Four bands, each giving a different message, each one profound, powerful, and of God. But the one that hit me the deepest, the one I'm holding on to and declaring for my truth from the Almighty Himself, came from Toby Mac at the end of the night. In a song I've had on my iPod for years and have listened to many times but that night I heard it with fresh ears. It struck me like a bolt of lightning, the floodgates of heaven opened in my soul and the water came rushing in. It'd be trickling through all day, soaking in slow and steady, but in this moment, I was drenched in the Living Water.

'I don't wanna gain the whole world, and lose my soul'. 

I don't want to be mother of the year 
and lose every semblance of grace in the process. 

I don't want to spend time reading about mothering while ignoring the one who needs mothered. I don't want to waste time talking about mothering while the one who needs mothered is trying to get my attention. I don't want to be supermom, that mom, a Pinterest mom, and end up with a child that had 'perfection' but no modeling of grace, joy, and redemption. I don't want to be the best mom anymore, I want to be the mom who does what's best for my family.

You see, I've been striving after the wrong things. I've been chasing someone else's standard, even chasing my standard is wrong. It's God's standard that matters. God's standard is grace, but I've been living in un-grace. No grace for myself, no grace for the ones around me. God's standard is love but it's awfully hard to love when you're living in un-grace. God's standard is joy, praise, gratitude, but un-grace will suck that out of a life at warp speed. Un-grace is the offspring of perfectionism bred with disappointment.

But as a redeemed child of God and a divinely appointed mother of my son, I can live in grace. I can model forgiveness, mercy, and compassion. I can praise and worship with my heart, my attitude, my words, and my song. I can show Dayton that it's okay to be imperfect, to mess up, to struggle (because I don't think for a moment the struggle is over just because I had an a-ha moment), because God is bigger than our biggest messes and His grace never runs out. I want to show Dayton with my life, not just teach him with my words, that gaining the whole world is worth absolutely nothing, if you lose your soul in the process.

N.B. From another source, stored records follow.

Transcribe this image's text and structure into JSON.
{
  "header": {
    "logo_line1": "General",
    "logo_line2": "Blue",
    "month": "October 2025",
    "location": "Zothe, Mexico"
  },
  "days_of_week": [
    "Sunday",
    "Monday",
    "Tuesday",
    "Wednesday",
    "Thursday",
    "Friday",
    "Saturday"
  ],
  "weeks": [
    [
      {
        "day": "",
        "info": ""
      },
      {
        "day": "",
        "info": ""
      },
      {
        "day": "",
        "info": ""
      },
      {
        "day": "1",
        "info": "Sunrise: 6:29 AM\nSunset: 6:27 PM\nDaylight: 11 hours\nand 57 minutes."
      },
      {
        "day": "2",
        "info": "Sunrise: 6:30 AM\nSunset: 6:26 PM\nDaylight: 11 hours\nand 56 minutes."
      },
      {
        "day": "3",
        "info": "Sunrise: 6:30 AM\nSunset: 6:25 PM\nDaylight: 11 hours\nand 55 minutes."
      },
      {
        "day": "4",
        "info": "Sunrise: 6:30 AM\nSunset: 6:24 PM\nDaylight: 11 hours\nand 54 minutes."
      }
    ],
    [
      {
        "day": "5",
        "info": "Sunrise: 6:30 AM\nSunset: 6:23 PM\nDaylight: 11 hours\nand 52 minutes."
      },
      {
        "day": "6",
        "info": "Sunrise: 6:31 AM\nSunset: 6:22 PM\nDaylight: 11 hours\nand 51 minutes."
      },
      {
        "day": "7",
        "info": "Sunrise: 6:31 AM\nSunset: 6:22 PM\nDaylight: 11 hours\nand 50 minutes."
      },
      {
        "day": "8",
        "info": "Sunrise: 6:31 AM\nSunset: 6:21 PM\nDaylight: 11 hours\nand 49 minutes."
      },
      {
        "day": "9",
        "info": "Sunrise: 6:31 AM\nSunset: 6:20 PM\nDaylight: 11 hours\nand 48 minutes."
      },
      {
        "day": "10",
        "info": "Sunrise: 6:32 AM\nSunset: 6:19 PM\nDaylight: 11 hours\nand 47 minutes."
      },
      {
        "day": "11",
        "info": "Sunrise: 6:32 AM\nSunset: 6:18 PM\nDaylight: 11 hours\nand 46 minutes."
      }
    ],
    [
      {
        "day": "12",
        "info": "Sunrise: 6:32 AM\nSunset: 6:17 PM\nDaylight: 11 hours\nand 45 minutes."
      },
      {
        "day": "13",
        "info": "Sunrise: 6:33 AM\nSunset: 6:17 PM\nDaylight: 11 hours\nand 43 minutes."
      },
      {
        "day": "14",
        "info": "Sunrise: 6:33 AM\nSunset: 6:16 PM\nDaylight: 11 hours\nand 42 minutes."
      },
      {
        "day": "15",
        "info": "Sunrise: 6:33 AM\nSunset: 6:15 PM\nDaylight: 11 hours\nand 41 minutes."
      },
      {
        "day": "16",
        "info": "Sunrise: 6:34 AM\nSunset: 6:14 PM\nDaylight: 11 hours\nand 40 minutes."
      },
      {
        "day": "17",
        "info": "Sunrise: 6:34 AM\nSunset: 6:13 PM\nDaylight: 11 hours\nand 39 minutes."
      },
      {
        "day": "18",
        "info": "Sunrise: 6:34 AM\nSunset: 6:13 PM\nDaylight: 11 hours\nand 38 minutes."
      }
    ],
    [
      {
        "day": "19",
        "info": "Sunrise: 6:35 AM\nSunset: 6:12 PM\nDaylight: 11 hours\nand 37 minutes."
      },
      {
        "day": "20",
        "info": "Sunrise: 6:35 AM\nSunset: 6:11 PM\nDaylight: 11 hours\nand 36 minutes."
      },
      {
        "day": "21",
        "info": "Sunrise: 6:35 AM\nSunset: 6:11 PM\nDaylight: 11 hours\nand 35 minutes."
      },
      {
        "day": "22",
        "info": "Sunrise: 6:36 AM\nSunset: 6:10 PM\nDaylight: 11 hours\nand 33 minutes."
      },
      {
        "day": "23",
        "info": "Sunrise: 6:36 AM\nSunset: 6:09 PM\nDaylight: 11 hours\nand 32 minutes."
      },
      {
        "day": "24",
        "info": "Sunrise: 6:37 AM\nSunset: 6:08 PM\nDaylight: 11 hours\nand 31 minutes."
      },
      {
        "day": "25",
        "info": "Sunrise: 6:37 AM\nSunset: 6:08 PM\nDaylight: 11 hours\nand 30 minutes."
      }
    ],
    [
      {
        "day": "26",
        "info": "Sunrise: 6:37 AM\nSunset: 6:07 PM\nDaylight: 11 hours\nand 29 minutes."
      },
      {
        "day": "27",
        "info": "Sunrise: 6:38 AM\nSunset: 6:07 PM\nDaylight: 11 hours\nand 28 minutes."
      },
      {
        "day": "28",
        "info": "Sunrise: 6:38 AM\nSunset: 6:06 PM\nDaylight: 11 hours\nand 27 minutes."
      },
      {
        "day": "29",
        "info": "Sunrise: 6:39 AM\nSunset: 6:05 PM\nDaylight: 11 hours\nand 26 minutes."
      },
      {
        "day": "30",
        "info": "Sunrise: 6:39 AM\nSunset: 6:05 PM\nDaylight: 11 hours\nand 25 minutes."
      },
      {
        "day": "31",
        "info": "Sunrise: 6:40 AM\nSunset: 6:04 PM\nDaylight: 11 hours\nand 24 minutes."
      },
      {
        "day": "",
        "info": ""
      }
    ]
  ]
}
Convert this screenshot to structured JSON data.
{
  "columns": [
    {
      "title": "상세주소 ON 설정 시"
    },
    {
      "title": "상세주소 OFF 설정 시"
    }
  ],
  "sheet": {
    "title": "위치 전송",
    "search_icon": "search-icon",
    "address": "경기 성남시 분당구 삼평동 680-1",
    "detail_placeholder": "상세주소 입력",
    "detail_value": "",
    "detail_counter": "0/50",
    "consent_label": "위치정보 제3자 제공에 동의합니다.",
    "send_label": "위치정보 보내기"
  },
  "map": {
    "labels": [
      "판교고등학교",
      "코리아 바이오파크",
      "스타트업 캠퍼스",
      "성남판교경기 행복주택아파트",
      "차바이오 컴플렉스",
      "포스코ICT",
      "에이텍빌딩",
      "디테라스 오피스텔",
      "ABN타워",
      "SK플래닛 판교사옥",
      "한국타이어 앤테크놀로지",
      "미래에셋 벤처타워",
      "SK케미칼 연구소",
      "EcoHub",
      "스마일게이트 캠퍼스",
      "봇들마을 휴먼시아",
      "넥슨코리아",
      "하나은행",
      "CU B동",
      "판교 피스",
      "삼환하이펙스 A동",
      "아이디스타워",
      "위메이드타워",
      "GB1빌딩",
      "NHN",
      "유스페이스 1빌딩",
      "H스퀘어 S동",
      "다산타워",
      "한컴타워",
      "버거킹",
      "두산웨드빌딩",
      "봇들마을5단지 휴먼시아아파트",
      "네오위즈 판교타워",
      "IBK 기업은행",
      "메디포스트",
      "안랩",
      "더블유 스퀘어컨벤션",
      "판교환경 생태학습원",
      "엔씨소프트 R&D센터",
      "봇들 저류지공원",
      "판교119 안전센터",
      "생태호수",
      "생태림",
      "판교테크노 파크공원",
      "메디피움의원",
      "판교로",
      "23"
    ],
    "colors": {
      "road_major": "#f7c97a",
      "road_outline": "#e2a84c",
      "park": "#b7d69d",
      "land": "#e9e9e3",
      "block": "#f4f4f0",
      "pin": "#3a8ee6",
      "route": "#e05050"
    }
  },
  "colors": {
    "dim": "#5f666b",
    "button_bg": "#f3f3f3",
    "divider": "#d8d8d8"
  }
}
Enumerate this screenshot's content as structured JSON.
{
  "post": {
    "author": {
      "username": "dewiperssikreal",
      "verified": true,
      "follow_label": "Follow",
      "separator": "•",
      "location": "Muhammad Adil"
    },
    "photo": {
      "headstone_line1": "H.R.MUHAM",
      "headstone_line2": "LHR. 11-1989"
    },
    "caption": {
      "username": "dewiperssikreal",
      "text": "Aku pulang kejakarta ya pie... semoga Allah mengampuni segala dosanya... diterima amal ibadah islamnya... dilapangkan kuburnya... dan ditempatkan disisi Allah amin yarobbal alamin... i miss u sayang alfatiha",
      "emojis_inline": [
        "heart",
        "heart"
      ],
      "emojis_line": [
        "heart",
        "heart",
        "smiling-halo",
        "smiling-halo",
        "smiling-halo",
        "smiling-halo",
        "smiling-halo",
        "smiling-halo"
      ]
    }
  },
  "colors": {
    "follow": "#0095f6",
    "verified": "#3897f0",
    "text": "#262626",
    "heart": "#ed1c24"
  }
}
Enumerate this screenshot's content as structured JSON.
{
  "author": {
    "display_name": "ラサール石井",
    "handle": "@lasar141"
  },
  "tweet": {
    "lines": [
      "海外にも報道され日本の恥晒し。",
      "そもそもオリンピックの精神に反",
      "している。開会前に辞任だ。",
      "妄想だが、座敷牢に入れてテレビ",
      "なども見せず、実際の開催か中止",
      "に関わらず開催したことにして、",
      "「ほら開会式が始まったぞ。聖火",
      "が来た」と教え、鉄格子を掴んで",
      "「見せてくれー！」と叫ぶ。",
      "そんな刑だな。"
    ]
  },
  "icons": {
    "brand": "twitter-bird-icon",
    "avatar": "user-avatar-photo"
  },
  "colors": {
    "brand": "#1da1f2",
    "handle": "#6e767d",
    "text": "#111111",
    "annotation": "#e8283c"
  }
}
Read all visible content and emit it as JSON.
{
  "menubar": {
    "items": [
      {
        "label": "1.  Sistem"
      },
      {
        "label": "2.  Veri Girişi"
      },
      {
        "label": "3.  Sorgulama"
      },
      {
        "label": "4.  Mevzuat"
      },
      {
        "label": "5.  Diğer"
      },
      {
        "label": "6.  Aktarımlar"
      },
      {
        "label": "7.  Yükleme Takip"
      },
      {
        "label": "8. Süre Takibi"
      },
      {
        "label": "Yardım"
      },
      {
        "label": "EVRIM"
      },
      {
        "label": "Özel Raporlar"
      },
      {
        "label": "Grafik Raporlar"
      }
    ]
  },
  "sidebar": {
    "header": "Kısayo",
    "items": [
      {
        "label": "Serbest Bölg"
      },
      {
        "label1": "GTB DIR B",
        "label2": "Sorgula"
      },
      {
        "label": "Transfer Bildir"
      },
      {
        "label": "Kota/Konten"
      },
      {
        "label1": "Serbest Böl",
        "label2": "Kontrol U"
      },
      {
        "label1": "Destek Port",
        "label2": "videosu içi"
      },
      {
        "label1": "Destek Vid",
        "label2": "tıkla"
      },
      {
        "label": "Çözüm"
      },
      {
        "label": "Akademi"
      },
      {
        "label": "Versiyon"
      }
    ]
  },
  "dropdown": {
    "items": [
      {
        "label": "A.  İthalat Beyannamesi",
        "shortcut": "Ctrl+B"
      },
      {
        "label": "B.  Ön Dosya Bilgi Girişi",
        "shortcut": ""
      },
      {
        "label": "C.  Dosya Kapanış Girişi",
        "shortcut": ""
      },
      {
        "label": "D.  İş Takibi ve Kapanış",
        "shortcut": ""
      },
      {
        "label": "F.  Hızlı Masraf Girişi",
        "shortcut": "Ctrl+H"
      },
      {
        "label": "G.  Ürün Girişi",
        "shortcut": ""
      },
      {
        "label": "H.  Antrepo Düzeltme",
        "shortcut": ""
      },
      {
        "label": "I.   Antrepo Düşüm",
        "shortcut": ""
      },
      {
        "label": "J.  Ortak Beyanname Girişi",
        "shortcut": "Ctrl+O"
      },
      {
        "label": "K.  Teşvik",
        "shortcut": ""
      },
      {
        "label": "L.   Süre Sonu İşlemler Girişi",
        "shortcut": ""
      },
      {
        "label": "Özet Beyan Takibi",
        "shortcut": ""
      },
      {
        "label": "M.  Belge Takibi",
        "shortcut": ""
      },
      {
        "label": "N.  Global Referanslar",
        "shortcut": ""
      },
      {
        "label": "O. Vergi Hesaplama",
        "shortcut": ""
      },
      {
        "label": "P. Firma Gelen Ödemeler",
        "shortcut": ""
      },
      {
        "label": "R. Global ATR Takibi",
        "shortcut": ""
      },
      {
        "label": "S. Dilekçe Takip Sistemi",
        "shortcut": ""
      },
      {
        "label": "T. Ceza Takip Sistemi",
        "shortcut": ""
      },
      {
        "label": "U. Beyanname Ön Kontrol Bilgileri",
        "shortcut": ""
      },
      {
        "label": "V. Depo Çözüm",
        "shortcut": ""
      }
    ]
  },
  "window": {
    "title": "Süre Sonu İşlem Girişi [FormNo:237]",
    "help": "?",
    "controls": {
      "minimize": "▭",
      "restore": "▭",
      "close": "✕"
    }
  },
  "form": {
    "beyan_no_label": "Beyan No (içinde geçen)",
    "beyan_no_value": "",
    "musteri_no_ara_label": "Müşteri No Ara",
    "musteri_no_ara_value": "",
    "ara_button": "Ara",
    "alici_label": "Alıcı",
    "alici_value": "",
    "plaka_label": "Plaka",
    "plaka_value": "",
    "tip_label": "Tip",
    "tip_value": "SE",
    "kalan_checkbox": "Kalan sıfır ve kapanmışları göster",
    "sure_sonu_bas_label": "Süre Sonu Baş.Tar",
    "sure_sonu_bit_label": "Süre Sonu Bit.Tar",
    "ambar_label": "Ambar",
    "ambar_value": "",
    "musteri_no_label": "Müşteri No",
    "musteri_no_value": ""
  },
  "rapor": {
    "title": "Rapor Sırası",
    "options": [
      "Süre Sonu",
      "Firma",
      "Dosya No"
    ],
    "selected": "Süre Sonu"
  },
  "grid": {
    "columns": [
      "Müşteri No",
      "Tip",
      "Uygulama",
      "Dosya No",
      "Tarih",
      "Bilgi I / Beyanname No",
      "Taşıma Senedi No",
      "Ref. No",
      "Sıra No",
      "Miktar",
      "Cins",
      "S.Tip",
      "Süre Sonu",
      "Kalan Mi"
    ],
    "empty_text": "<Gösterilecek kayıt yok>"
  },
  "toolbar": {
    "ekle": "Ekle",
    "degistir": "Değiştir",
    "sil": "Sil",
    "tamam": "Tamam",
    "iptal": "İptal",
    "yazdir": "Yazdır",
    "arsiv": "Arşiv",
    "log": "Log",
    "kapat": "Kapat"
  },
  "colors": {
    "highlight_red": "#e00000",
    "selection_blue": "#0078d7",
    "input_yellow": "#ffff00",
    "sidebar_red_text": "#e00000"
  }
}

If were to somehow meet every standard I've encountered in the world, to teach Dayton everything he's supposed to learn right on schedule, to prepare every meal with creativity and perfect nutrition, to do it all, it would mean NOTHING, nothing, nothing, NOTHING, if were to also lose my soul to un-grace in the process. Heaven forbid it. I'd rather lose a whole lot of the perfect and keep my soul alive in grace instead. Hallelujah! Amen.



2 comments:

  1. It was a great day....several little sermons made it my way too....pondering them in my own soul today.

    And btw....you are a good mom.... ;)

    ReplyDelete
    Replies
    1. Thanks :) I think I'm going to have any of us that attended the concert talk about something that was meaningful at the women's Bible study this week.